The top benefits of performing a this yogasana are:
· Regular practice of Surya Namaskaram boosts body metabolism and reduces body weight effectively.
· Surya Namaskar for weight loss enhances blood circulation extensively, thereby increasing the skin's natural glow.
· The whole body becomes flexible and looks highly toned.
· Namaskar steps are a natural remedy for blood pressure.
· Surya Namaskar for weight loss helps to maintain the sugar levels and helps to treat diabetes problems.
· It is suitable for the eyes, kidneys, and nerves.
· Therefore, Sun Salutation steps focus on breathing techniques and help relax the mind and become more intellectual.
· Different types of Surya Namaskar help in absorbing the nutrients from the body quickly.
· When combined with the postures, deep breathing exercises positively affect the body's nerve cells.
· It treats insomnia patients and relieves them from various tensions and stress.
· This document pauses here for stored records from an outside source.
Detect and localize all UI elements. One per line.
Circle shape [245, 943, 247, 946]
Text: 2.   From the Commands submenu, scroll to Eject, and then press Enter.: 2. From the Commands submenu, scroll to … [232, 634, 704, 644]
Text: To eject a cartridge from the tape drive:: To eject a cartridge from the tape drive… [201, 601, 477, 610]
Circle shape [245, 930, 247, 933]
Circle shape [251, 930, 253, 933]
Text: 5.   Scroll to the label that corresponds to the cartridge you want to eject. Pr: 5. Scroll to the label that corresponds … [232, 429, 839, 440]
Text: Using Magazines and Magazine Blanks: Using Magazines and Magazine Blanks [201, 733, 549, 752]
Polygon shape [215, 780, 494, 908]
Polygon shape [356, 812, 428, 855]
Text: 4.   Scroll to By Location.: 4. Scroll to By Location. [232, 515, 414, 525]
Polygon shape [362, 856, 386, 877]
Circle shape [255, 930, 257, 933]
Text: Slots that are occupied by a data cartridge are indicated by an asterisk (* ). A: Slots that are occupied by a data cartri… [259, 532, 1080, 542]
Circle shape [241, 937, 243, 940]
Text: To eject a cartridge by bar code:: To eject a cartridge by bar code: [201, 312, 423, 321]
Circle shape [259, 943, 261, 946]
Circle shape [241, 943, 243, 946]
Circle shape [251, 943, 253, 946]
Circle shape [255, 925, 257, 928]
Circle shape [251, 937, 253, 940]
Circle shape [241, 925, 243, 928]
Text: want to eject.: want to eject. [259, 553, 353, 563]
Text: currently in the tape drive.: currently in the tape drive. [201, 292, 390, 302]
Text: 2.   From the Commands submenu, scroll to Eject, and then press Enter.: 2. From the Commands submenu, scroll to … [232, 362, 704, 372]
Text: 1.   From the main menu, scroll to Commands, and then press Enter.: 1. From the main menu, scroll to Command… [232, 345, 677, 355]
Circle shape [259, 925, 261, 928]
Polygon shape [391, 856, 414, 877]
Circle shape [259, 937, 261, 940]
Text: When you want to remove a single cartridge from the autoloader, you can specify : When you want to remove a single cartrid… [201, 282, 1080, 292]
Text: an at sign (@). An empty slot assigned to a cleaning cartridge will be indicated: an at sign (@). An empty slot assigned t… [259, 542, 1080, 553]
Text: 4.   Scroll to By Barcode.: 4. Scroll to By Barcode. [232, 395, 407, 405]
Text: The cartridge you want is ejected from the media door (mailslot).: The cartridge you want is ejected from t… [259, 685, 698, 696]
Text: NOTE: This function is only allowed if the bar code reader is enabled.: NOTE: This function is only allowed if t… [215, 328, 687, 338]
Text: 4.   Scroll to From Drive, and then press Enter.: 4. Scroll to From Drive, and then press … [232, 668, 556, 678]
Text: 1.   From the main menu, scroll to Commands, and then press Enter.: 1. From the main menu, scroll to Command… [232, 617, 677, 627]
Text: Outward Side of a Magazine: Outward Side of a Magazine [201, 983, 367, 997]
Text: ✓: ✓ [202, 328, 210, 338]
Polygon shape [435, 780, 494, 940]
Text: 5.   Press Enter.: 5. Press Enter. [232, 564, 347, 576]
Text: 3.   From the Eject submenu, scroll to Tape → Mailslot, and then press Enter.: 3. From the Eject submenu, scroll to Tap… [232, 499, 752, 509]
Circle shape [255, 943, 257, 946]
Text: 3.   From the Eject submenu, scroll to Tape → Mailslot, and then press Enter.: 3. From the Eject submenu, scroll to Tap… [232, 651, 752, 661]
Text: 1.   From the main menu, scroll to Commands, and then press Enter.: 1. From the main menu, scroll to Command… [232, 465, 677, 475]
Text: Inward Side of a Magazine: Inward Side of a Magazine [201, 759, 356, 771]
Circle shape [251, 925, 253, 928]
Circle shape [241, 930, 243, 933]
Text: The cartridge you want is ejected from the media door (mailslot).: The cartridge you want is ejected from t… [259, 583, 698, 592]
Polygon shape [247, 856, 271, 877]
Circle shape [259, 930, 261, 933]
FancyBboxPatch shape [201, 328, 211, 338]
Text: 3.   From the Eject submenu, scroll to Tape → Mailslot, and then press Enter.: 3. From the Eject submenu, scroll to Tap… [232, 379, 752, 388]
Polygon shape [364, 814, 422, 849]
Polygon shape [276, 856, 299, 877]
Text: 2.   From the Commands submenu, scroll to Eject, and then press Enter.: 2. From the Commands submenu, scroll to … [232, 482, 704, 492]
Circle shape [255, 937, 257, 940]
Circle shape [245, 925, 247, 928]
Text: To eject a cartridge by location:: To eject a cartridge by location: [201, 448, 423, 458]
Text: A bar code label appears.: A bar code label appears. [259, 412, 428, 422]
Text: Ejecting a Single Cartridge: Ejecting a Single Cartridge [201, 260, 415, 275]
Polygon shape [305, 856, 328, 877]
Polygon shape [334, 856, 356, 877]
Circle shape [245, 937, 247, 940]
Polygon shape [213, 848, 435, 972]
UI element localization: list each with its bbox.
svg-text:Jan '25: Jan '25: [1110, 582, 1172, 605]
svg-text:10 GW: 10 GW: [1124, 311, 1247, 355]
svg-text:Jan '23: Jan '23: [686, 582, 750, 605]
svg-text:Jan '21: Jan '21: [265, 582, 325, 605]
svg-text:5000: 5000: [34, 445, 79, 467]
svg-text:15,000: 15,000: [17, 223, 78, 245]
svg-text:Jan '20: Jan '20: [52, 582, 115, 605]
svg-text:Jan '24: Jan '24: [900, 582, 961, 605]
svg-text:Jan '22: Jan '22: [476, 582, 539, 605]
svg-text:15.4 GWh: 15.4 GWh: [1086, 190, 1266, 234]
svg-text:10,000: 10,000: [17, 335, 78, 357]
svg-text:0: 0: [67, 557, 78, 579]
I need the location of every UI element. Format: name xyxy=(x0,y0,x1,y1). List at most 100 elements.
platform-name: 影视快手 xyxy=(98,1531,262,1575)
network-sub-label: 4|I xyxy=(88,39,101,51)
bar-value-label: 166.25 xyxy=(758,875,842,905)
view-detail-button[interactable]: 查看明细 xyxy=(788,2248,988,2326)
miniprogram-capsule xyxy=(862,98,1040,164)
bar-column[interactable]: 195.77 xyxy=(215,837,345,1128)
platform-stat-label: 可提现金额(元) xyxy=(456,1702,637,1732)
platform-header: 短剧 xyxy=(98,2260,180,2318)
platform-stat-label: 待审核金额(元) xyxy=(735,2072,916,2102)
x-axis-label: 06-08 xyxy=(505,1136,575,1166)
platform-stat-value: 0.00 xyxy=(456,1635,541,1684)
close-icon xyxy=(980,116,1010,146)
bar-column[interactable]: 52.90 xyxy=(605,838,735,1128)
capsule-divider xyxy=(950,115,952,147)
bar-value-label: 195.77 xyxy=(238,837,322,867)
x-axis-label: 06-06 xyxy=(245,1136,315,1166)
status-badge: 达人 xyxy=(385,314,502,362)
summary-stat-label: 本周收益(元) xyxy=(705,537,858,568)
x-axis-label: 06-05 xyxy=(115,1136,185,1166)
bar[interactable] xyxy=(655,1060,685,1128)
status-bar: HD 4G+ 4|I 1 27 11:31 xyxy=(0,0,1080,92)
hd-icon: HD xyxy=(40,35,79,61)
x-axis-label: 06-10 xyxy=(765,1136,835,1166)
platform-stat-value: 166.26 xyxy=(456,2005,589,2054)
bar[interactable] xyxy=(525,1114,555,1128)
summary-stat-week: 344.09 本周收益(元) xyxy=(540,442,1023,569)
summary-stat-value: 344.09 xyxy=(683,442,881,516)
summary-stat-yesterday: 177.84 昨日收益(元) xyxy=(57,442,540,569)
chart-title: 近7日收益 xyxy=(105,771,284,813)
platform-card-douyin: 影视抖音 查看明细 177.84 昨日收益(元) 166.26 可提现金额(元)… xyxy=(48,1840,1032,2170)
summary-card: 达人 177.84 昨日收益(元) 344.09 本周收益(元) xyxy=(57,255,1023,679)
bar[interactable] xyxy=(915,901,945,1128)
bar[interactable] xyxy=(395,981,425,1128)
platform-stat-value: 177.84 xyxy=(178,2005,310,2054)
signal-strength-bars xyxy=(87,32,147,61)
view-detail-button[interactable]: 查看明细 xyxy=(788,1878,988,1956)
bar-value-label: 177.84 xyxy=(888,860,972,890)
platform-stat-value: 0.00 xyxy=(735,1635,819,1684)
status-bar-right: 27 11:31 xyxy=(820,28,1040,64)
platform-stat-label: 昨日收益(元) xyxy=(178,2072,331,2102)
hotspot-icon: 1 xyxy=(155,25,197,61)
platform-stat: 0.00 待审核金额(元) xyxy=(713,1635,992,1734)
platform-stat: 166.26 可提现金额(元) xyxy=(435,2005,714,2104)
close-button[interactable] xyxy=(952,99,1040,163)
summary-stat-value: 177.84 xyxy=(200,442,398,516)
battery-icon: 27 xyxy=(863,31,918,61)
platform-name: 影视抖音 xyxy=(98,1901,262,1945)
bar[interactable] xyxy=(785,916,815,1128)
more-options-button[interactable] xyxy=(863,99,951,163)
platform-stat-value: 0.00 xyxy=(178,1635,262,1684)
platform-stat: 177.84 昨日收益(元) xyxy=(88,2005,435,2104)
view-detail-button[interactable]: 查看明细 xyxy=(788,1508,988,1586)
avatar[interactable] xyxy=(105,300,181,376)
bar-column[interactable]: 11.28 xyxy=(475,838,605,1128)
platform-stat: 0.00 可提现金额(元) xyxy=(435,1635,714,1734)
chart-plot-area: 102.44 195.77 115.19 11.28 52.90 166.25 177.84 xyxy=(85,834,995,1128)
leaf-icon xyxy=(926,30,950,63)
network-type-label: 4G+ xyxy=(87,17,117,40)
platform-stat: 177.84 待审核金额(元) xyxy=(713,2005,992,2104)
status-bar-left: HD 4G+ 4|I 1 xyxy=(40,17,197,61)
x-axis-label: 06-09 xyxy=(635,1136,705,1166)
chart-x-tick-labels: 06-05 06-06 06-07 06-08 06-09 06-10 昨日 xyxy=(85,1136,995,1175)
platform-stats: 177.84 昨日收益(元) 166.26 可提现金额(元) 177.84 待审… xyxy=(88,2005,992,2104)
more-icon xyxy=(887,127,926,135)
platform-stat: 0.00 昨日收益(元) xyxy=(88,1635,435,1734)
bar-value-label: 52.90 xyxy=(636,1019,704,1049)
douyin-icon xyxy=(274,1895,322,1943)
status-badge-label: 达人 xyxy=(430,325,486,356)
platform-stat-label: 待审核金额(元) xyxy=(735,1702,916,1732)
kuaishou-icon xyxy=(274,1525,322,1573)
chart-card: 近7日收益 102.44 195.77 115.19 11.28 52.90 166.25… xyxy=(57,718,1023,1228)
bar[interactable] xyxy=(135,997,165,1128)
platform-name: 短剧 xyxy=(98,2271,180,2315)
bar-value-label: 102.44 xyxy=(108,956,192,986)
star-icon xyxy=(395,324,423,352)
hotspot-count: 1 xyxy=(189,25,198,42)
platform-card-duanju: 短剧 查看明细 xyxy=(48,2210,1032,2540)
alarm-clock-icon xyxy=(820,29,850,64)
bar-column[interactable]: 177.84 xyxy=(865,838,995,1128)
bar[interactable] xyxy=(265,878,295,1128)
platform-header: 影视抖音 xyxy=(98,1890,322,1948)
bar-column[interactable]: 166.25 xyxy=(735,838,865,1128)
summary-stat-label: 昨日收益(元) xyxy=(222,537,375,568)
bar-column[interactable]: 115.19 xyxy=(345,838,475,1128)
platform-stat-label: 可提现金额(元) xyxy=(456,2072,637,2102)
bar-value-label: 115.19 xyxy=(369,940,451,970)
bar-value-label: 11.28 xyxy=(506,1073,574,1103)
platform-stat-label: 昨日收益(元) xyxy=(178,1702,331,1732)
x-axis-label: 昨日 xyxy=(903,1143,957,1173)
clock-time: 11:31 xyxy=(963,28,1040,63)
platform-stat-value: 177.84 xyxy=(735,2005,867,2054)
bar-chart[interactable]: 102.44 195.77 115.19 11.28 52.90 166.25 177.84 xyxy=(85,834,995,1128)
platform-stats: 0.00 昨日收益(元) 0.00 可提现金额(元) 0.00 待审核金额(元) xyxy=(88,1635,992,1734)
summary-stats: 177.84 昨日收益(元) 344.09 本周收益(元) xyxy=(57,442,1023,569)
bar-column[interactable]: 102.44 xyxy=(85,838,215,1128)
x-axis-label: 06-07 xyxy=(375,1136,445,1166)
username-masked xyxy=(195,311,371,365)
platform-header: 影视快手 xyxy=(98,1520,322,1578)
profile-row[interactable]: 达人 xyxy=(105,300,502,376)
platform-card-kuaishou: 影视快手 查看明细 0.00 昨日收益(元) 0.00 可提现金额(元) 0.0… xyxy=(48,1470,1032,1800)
· It regulates the menstrual cycle, alleviates the period pain, and treats irregular periods. Hence it paves the way for childbirth.
· Surya Namaskaram is the best detoxifier for the body, with numerous inhalations and exhalations.
· It helps to absorb the required quantities of Vitamin D by the body.
Is Surya Namaskar good?
Surya Namaskar poses are the primary type of yoga practice seen to have been traced from Aztec, Mayan, Egyptian, Indian, and Tibetan civilizations. It portrays the logical significance behind the sun's prominence and stimulates the whole body. It is believed to be a type of prayer and gratitude towards the sun. Two hundred and eighty-eight powerful yoga postures will be accompanied by a mantra or chanting and supply energy to the body. All asanas are incomplete without worshipping the sun, and in some cases, it is done as a physical exercise for many health benefits. Yogis have established that this particular practice is seen to activate the Solar plexus located in the navel area, referred to as the second brain. This enables the person to increase their intuitive ability and creativity. Hence it is excellent to perform it daily. It benefits from engaging various parts of the body. It can also be performed as a warm-up before doing complicated asanas. Above all, Surya Namaskar asana is seen to help a person gain wisdom and knowledge extensively.